A spectrum auction is a process whereby a government uses an auction system to sell the rights (licences) to transmit signals over specific bands of the electromagnetic spectrum and to assign scarce spectrum resources. Depending on the specific auction format used, a spectrum auction can last from a single day to several months from the opening bid to the final winning bid.

With a well-designed auction, resources are allocated efficiently to the parties that value them the most, the government securing revenue in the process. Spectrum auctions are a step toward market-based spectrum management, and are a way for governments to allocate scarce resources. Alternatives to auctions include administrative licensing, such as the comparative hearings conducted historically (sometimes referred to as ‘beauty contests’), or lotteries.

In past decade, telecommunications has turned into a highly competitive industry where companies are competing to buy valuable spectrum. This competition has been triggered by technological advancements, privatization, and liberalization. Mobile communication in particular has made many transitions since 2000, moving from second generation (2G), to third generation (3G), to fourth generation (4G) technology. However, the transition to fourth generation and what is truly considered ‘4G’ has been a hot topic in the telecommunications because mobile companies use different technology for 4G. Some mobile networks use WiMAX (Worldwide Interoperability for Microwave Access) and other networks use LTE or Long Term Evolution.

With more providers in the mobile industry, the competition during spectrum auctions has increased due to more demand from consumers. When the United States made the transition in 2009 from analog to digital broadcast television signals, the valuable 700 MHz spectrum became available because it was no longer being used by analog TV signals. In 2007, search giant, Google announced that they would be entering the mobile business with their highly popular Android operating system and plans for a mobile broadband system. Google said that they planned to bid for the ‘C’ block of the spectrum auction which correspond to channels 54,55,and 59 of the lower 700 MHz spectrum and channels 60,61,65,and 66 of the upper spectrum 700 MHz which are normally used to construct nationwide broadband services. Around the time of Google’s announcement, AT&T and Verizon also announced plans to enter the spectrum auction in order to purchase ‘C’ block spectrum to launch their U-verse and FiOs broadband services.

Despite the apparent success of spectrum auctions, an important disadvantage limiting both efficiency and revenues is demand reduction and collusive bidding. The information and flexibility in the process of auction can be used to reduce auction prices by tacit collusion. When bidder competition is weak and one bidder holds an apparent advantage to win the auction for specific licenses, other bidders will often choose not to the bid for higher prices, hence reducing the final revenue generated by the auction. In this case, the auction is best thought of as a negotiation among the bidders, who agree on who should win the auction for each discrete bit of spectrum.

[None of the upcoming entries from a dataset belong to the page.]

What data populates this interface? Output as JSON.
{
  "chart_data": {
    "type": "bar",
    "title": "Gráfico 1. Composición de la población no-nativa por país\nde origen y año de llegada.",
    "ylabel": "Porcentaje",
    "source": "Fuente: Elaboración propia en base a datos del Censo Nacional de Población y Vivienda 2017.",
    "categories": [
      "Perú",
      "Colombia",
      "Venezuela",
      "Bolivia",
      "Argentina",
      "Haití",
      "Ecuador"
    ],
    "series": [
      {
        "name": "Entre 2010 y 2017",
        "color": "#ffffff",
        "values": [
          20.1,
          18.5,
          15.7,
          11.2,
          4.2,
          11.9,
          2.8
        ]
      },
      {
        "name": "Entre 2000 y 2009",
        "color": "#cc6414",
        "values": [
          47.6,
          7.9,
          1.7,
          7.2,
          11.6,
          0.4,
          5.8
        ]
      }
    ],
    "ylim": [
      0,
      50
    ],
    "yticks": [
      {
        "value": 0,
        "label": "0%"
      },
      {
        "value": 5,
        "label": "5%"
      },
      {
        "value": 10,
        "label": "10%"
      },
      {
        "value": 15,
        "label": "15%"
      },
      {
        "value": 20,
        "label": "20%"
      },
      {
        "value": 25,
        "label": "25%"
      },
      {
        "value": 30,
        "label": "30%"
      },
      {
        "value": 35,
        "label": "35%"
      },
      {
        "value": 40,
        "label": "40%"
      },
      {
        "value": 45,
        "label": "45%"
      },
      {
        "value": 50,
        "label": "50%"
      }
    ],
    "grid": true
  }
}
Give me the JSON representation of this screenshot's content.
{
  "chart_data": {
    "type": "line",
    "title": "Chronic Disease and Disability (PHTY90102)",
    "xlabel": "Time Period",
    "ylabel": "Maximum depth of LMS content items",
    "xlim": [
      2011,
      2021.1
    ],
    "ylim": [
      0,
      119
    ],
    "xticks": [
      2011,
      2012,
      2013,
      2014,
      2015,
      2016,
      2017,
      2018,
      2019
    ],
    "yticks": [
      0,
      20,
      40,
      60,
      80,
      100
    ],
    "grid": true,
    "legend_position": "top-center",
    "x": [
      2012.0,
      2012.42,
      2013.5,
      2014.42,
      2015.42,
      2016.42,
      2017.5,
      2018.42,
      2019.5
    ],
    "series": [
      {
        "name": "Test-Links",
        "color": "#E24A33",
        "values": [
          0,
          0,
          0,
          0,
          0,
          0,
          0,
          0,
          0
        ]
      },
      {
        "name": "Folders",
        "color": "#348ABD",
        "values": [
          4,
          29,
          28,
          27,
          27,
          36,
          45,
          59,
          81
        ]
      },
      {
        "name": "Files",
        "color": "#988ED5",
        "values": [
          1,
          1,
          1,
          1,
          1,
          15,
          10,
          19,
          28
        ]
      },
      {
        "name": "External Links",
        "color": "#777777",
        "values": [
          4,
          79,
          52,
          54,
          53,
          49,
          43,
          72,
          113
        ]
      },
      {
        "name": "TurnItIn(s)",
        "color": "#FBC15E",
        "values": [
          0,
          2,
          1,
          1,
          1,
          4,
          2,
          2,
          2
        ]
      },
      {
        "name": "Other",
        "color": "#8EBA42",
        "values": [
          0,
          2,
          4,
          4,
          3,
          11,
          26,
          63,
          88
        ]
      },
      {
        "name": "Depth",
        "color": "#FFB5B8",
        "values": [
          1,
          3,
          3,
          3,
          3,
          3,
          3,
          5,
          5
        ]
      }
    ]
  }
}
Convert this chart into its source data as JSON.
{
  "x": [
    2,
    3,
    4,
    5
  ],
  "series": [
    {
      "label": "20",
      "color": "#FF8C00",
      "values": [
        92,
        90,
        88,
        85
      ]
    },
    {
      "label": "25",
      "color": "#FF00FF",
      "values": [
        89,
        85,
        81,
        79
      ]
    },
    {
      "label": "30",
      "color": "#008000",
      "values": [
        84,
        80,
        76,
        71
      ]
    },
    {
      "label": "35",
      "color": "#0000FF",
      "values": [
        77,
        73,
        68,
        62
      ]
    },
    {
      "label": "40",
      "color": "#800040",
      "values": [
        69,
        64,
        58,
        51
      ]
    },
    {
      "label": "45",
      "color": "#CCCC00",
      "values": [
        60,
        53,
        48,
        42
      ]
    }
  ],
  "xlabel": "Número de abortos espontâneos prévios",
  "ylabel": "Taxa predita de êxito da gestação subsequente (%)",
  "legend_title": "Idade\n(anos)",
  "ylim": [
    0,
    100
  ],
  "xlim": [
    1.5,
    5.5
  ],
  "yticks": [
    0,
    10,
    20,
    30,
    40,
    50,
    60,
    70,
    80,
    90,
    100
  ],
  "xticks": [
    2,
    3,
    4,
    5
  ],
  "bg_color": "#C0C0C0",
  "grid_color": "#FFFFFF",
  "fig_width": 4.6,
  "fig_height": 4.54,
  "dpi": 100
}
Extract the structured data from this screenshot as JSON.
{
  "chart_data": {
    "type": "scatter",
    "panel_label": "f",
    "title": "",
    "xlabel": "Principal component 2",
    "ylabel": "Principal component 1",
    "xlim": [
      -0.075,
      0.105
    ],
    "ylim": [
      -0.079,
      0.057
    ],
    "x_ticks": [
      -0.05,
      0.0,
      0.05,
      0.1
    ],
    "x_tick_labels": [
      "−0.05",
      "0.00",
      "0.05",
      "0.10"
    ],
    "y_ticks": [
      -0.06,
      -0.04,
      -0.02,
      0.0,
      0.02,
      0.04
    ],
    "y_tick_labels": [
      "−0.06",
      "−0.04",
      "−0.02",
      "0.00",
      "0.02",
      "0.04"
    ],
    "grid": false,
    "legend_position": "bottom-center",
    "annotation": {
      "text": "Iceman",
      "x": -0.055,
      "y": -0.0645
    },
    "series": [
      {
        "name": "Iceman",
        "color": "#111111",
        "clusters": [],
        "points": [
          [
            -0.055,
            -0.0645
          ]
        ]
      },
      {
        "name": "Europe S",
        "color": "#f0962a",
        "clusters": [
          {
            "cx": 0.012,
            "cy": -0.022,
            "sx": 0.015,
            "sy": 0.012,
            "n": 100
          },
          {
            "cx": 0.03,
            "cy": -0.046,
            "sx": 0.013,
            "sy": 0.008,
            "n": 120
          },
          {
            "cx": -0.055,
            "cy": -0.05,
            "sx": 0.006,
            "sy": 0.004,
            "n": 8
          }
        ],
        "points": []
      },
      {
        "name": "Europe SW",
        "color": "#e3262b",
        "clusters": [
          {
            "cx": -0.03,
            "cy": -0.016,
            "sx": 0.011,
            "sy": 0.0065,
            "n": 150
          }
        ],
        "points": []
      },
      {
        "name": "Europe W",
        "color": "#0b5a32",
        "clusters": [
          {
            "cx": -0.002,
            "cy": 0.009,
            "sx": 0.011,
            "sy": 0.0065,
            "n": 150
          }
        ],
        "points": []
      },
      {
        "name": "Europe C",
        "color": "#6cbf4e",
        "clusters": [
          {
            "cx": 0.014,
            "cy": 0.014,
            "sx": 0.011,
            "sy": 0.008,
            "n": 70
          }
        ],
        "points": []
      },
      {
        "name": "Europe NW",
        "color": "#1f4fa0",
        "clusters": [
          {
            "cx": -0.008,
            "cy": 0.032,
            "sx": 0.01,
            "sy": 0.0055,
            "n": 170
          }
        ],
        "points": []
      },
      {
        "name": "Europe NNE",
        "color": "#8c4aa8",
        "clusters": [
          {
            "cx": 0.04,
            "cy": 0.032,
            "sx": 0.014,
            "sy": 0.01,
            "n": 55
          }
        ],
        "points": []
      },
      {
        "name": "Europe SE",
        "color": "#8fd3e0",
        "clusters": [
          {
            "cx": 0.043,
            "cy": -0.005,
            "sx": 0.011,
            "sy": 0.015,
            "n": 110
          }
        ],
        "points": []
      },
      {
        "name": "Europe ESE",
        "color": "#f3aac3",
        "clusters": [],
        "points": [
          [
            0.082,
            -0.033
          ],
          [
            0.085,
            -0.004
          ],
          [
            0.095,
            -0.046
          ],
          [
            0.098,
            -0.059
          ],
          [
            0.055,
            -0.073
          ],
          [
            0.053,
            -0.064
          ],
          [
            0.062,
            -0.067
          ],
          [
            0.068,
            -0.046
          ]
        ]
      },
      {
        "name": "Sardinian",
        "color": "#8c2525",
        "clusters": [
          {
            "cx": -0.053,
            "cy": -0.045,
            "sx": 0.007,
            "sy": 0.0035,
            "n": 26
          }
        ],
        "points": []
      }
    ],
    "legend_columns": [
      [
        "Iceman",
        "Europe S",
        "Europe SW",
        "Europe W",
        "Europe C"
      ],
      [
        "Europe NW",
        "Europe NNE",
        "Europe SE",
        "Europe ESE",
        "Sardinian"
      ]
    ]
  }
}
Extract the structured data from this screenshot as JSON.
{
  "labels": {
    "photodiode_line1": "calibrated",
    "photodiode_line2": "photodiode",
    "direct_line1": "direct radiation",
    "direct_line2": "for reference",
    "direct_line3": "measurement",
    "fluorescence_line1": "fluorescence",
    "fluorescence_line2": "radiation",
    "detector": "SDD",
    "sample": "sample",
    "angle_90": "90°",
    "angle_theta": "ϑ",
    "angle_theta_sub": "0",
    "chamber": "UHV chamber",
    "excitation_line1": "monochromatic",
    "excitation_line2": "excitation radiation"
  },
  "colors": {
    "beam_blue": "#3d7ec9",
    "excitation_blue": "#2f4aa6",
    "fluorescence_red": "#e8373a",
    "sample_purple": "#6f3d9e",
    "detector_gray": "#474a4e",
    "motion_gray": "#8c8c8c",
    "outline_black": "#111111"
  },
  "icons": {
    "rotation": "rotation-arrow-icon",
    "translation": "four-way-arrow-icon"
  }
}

In order to prevent network congestion, FCC chairman Julius Genachowski is looking for companies who will voluntarily surrender their unused spectrum in exchange for a share of the money made from the spectrum auction. With the growing demands for wireless services, the Obama Administration approved a plan, called the National Broadband Plan of making 500 MHz of spectrum, below 3 GHz, available over the next 10 years. The majority of the spectrum being examined by the FCC are federally owned or federally shared bands. In addition, regulators and carriers have been considering blocks of the 300 MHz spectrum which is normally used for television broadcasters. If a company agrees to volunteer their spectrum, the FCC will ask for 120 MHz of it. Also, the FCC has been thinking about spectrum sharing which would allow wireless ISPs to purchase DTV licenses In 2011, Clearwire agreed to sell off its unused spectrum in order to raise money for company spectrum and to seemingly allow other companies to pick up on some unused space.